A possible solution might be to forbid the inclusion of translations unless
- There is an active Wiktionary in that
language, or 2. A source has been cited for a particular translation. Are there any other fairly easy ways for us to fact-check this kind of information?
Well there is always the talk page for each word. One of the benefits of a distributed project is that everybody can have their say and wandering experts and native speakers are always welcome.
The real problems are very different instead: 1) co-operation 2) time 3) computer / internet literacy
1) co-operation Many people don't "think global and act local" - they just would like to see their name at top and that's all - whenever they have to contribute it is hard to motivate them. Out of approx. 1000 translators I tried to interest only three would contribute and not even one of those three online. There are many, many small wiktionaries and only a small group is now interacting (and this is great :-)
2) time Not everyone of us has enough time to do everything he/she would like to do. Many would like to do more and many do a lot on single wiktionaries - the same work done could be quite easily used for all wiktionaries --> database solution
3) computer / internet literacy Like I said above: the few people that write me and who would like to contribute have one huge problem: most of them are not used to wikis - they send me glossaries to be included (and these glossaries often represent years of work for a translator) - on one hand they just don't have the time to restart from the beginning uploading one word after the other (we have one of approx. 7000 checked translations) and on the other: they just don't know how to do this. Many of my colleagues use the computer just like a typewriter. As soon as they have to work with something else but Word they indeed have difficulties. So the language experts are there, but they are not willing/not able/don't have time to care about online work. I know from others I talked to on the phone that they just don't offer their help as they belive not to be able to do anything online or that their work (very valuable glossaries made by specialists) are not of interest.

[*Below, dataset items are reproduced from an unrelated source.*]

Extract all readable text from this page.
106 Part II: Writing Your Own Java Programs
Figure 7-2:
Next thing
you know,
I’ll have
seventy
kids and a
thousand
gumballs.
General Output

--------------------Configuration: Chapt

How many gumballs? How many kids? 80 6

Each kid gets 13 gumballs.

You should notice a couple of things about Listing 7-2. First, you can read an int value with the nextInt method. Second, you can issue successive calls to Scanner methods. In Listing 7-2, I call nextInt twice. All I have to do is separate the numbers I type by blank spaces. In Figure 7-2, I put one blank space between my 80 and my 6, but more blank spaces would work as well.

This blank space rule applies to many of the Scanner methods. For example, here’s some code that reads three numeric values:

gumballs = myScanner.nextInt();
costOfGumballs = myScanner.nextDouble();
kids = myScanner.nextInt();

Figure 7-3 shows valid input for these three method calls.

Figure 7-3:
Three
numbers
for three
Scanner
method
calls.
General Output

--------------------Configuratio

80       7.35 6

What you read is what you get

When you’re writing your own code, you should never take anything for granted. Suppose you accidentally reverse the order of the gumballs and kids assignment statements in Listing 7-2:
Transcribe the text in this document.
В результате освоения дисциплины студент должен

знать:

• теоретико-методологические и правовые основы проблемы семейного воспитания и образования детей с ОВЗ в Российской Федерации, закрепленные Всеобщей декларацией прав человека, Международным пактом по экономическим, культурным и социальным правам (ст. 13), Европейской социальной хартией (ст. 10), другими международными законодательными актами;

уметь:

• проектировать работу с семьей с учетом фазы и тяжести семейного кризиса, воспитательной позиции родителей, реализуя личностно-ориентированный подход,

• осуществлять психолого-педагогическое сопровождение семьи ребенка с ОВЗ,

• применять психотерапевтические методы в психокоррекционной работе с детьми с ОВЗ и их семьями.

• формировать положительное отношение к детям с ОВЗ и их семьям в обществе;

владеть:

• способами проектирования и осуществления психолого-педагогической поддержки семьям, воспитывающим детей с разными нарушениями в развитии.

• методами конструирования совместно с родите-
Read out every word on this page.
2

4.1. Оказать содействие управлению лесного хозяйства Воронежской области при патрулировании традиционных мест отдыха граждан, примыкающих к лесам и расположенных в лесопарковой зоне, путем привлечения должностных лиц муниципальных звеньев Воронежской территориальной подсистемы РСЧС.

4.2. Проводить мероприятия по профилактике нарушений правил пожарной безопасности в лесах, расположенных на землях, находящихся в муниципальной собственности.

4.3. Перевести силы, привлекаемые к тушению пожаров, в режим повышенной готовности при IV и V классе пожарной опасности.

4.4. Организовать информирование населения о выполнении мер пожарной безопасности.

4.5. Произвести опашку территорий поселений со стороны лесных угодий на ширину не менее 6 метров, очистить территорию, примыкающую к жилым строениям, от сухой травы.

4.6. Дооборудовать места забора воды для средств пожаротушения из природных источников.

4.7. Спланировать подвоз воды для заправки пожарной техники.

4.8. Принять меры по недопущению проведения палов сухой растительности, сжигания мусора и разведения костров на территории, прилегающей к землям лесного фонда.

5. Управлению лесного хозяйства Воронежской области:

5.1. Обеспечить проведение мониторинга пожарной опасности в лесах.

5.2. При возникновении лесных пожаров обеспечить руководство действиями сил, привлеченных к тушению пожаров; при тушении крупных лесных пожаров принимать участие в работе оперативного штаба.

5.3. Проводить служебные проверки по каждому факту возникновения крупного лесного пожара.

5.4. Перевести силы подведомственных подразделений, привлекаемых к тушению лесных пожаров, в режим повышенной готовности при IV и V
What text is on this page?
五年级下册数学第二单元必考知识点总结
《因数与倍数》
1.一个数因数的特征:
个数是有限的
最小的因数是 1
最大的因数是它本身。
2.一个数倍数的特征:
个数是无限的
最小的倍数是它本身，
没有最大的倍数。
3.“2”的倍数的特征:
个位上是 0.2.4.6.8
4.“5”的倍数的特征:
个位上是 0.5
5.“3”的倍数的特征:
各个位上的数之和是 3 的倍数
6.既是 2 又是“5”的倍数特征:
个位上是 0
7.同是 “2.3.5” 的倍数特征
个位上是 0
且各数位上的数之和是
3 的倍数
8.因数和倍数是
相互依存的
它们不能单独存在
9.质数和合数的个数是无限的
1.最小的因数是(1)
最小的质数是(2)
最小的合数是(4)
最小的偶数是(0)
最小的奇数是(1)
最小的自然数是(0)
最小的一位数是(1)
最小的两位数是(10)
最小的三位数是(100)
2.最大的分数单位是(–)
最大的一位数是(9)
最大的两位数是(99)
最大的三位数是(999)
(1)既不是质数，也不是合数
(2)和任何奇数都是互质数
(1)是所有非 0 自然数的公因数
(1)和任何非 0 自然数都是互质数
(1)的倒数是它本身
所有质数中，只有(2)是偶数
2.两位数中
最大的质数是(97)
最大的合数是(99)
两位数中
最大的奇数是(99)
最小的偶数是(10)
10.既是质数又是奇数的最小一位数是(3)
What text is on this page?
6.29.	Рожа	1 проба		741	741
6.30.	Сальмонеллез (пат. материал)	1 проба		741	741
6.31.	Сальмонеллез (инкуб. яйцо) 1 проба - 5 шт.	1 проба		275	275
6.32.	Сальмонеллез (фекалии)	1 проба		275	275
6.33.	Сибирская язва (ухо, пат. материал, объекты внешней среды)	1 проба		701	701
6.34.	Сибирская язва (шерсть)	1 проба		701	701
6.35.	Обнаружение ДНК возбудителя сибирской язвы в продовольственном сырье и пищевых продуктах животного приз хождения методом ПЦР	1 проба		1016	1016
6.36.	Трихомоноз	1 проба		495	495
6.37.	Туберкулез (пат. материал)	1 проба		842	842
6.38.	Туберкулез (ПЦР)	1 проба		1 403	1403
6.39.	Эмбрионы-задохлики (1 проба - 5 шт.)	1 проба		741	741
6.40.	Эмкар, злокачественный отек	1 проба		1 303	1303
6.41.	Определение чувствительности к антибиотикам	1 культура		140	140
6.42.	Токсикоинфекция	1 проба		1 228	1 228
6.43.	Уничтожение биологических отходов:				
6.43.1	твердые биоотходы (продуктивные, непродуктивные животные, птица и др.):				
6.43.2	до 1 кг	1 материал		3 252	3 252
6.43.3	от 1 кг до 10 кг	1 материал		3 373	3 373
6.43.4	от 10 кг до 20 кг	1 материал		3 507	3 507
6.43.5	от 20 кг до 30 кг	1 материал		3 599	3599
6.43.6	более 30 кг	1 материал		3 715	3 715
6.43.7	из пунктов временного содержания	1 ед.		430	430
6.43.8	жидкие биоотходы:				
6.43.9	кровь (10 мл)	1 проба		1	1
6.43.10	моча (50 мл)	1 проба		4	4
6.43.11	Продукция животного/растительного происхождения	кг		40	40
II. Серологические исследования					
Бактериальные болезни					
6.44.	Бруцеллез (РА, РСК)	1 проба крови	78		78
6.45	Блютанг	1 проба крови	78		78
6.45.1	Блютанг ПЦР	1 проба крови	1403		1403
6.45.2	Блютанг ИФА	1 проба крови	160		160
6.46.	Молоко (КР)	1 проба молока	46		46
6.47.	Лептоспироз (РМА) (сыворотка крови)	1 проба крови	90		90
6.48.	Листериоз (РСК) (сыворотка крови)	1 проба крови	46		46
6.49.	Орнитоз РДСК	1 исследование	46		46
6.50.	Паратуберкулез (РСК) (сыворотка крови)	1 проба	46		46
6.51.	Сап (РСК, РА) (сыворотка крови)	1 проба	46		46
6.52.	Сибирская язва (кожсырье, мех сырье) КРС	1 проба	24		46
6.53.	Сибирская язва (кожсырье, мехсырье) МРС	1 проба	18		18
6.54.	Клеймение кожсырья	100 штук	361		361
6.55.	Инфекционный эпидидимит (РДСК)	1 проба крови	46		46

I have been thinking about these themes for some weeks now, discussed with colleagues, discussed with my former business partner (who is always full of ideas and checks my Italian writings for wiktionary) - the only real solution would be: a human interface between many language specialists and wiktionary, but not every single wiktionary - a global one - so every contribution would have immediate effect and only the UI would be different. Yes, I know, some don't like this idea, but witktionary is very different to wikipedia, wikisource, wikibooks etc - it uses data that is interchangeable if prepared wisely.
There are many potential contributors that could and would help with their expertise, but they need an interface (a human one), someone to talk to and we should find the way to include their expertise, the linguist one.
I'll write a second mail that centers on a small project (that hopefully will become very, very huge) we are trying to achieve and includes some other basic questions. Even this one depends on proof reading, new entries etc. I am just coping with the above difficulties within this project and step by step it becomes very clear what we need.